Vanja poked Evgen’s shoulder. He didn’t react. Nina pulled her back up and led her onward, down to the ground floor. They stepped out of the clinic and into the open space in the middle of what had been Amatka.
To the east, between the undulating ruins of factories and beckoning residences, the view toward the lake was clear. The sky above was robed in black, adorned with brilliantly striped and mottled spheres. On the path from the lake came a crowd; ahead of them strode the being that was Berols’ Anna. No one else shone and shimmered like she did. At her side walked Ulla, back straight, eyes gleaming.
Berols’ Anna opened her mouth and spoke, and her voice billowed through the air: the voice that had once written the Plant House books, the voice that both mastered matter and belonged to it. She had come to fulfill her promise.
Berols’ Anna stopped in front of Vanja where she stood in Nina’s embrace. The brightening light from above had not made her features easier to discern; it merely made them glow more strongly than ever. Her eyes mirrored a different landscape than the one they occupied.
“Will you give yourself to the world?”
Anna’s voice crashed into Vanja’s body like a wave, making her gasp for breath. That’s what Vanja was supposed to do. Vanja said it, that she gave herself, that she surrendered, everything she was. A string of syllables dribbled out of her mouth, flat and nonsensical.
Berols’ Anna watched Vanja in silence, her hair floating around her like a living thing. After a moment, she grunted. “A person creates the word. Gives in to the world, and
becomes the word.” It sounded like a sigh. “You have no words. You have been separated.”
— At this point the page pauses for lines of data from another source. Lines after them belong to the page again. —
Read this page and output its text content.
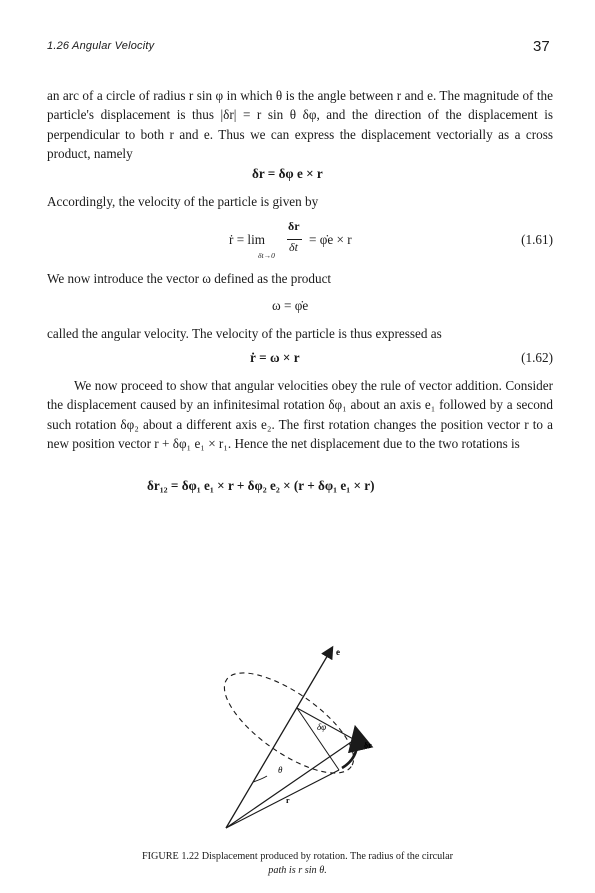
1.26 Angular Velocity	37

an arc of a circle of radius r sin φ in which θ is the angle between r and e. The magnitude of the particle's displacement is thus |δr| = r sin θ δφ, and the direction of the displacement is perpendicular to both r and e. Thus we can express the displacement vectorially as a cross product, namely

δr = δφ e × r

Accordingly, the velocity of the particle is given by

ṙ = lim
δr
δt
δt→0
= φ̇e × r	(1.61)

We now introduce the vector ω defined as the product

ω = φ̇e

called the angular velocity. The velocity of the particle is thus expressed as

ṙ = ω × r	(1.62)

We now proceed to show that angular velocities obey the rule of vector addition. Consider the displacement caused by an infinitesimal rotation δφ₁ about an axis e₁ followed by a second such rotation δφ₂ about a different axis e₂. The first rotation changes the position vector r to a new position vector r + δφ₁ e₁ × r₁. Hence the net displacement due to the two rotations is

δr₁₂ = δφ₁ e₁ × r + δφ₂ e₂ × (r + δφ₁ e₁ × r)
e
δφ
δr
θ
r
FIGURE 1.22 Displacement produced by rotation. The radius of the circular
path is r sin θ.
Separated from her words. The world was built on a new language, and she would not be part of it, only an observer, a watcher.
Berols’ Anna turned her head and gazed out on the chaos. “When all of this has become, you will remain; the people like you will remain, all of you, as you are, separate. But we will carry you.” She stroked Vanja’s cheek. “We will always carry you, little herald.”
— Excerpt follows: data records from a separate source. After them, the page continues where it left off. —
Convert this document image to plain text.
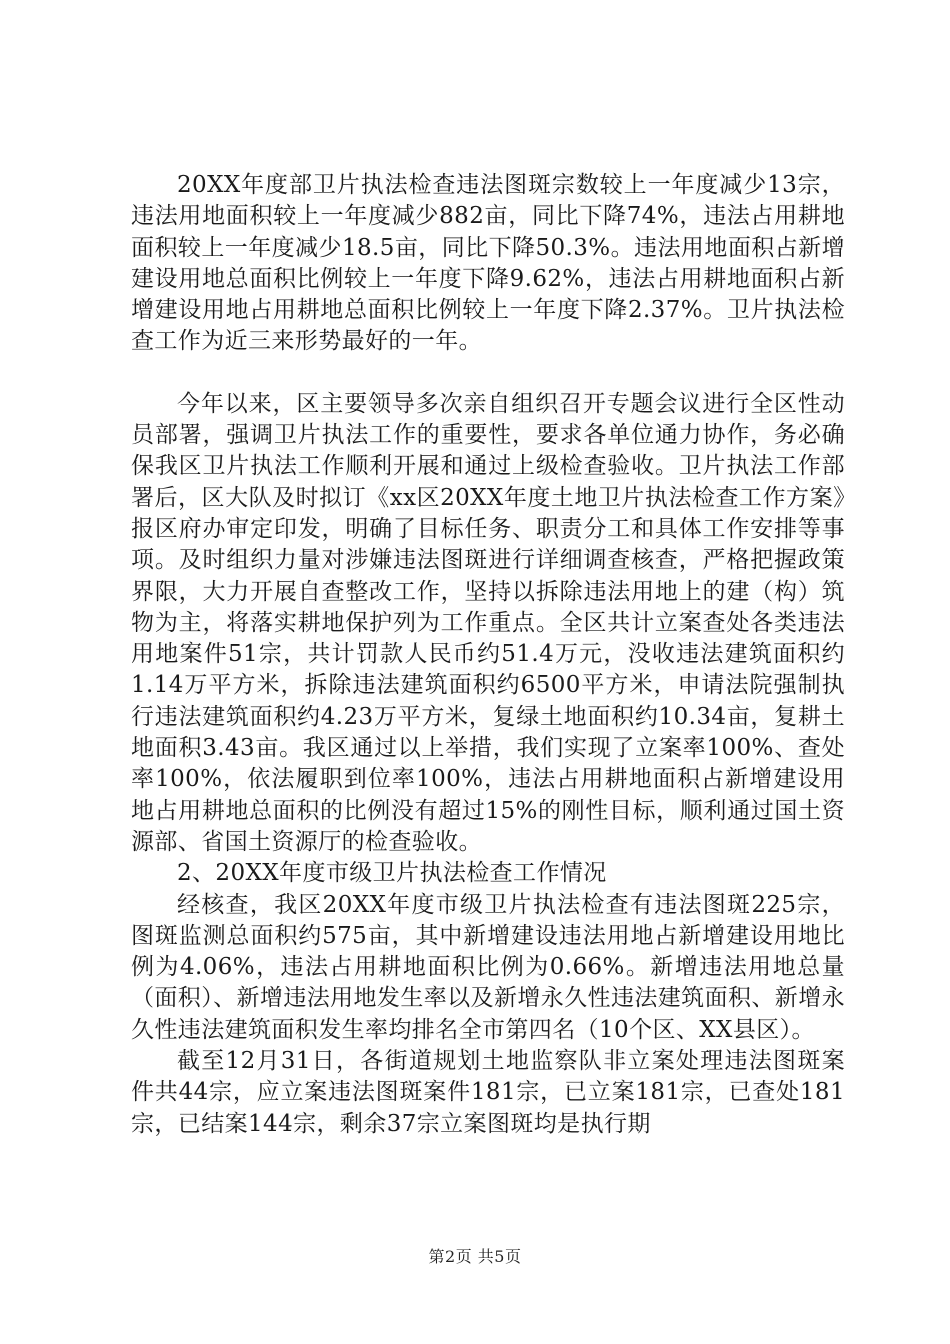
20XX年度部卫片执法检查违法图斑宗数较上一年度减少13宗，违法用地面积较上一年度减少882亩，同比下降74%，违法占用耕地面积较上一年度减少18.5亩，同比下降50.3%。违法用地面积占新增建设用地总面积比例较上一年度下降9.62%，违法占用耕地面积占新增建设用地占用耕地总面积比例较上一年度下降2.37%。卫片执法检查工作为近三来形势最好的一年。

今年以来，区主要领导多次亲自组织召开专题会议进行全区性动员部署，强调卫片执法工作的重要性，要求各单位通力协作，务必确保我区卫片执法工作顺利开展和通过上级检查验收。卫片执法工作部署后，区大队及时拟订《xx区20XX年度土地卫片执法检查工作方案》报区府办审定印发，明确了目标任务、职责分工和具体工作安排等事项。及时组织力量对涉嫌违法图斑进行详细调查核查，严格把握政策界限，大力开展自查整改工作，坚持以拆除违法用地上的建（构）筑物为主，将落实耕地保护列为工作重点。全区共计立案查处各类违法用地案件51宗，共计罚款人民币约51.4万元，没收违法建筑面积约1.14万平方米，拆除违法建筑面积约6500平方米，申请法院强制执行违法建筑面积约4.23万平方米，复绿土地面积约10.34亩，复耕土地面积3.43亩。我区通过以上举措，我们实现了立案率100%、查处率100%，依法履职到位率100%，违法占用耕地面积占新增建设用地占用耕地总面积的比例没有超过15%的刚性目标，顺利通过国土资源部、省国土资源厅的检查验收。

2、20XX年度市级卫片执法检查工作情况

经核查，我区20XX年度市级卫片执法检查有违法图斑225宗，图斑监测总面积约575亩，其中新增建设违法用地占新增建设用地比例为4.06%，违法占用耕地面积比例为0.66%。新增违法用地总量（面积）、新增违法用地发生率以及新增永久性违法建筑面积、新增永久性违法建筑面积发生率均排名全市第四名（10个区、XX县区）。

截至12月31日，各街道规划土地监察队非立案处理违法图斑案件共44宗，应立案违法图斑案件181宗，已立案181宗，已查处181宗，已结案144宗，剩余37宗立案图斑均是执行期

第2页 共5页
An observer, a watcher, but beloved. Nina would be with her; Anna would be with her.
Vanja watched as Anna drifted toward the commune office, the only building still standing in the middle of the chaos. It looked out of place, no longer with any meaning, surrounded now by the citizens of Anna’s colony. Terrified faces stared out from the windows. Berols’ Anna and her people settled down to wait.
—
Nina and Vanja stayed where they were. They watched from a distance as Berols’ Anna and her people sang to the last citizens of Amatka, invited them to take part of the new world or perish with the old. It was something like “The Marking Song,” but the words were different; it was a song of making and unmaking, a song not of things that were, but that could be.
Nina folded Vanja into her arms. She still smelled the same. The heat made Vanja drowsy.
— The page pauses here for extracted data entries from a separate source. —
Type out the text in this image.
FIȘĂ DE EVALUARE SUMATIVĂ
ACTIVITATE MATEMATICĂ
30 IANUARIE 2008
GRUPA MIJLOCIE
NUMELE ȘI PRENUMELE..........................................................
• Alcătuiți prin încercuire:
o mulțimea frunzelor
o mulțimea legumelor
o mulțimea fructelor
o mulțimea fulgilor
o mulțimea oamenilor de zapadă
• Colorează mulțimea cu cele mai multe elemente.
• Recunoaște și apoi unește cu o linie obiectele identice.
She was wrenched from her torpor when Nina stretched and seemed to pull herself together.
“Now,” Nina said, “I’m fetching my children from Essre.”
She walked out onto the southern part of the plaza. Some kind of communication beyond hearing must have taken place, because from everywhere people came drifting into the plaza. They shone, flew, undulated. They filed out of the colony’s ruins, toward the railway in the southwest.
Vanja hung on to Nina’s hand. Her right leg wouldn’t quite carry her weight, and her bare feet had lost their warmth, but she kept walking. She would walk with them for as long as she could, and when she could walk no more, they would carry her. They all followed the railway south. It thrilled and sang beneath their feet.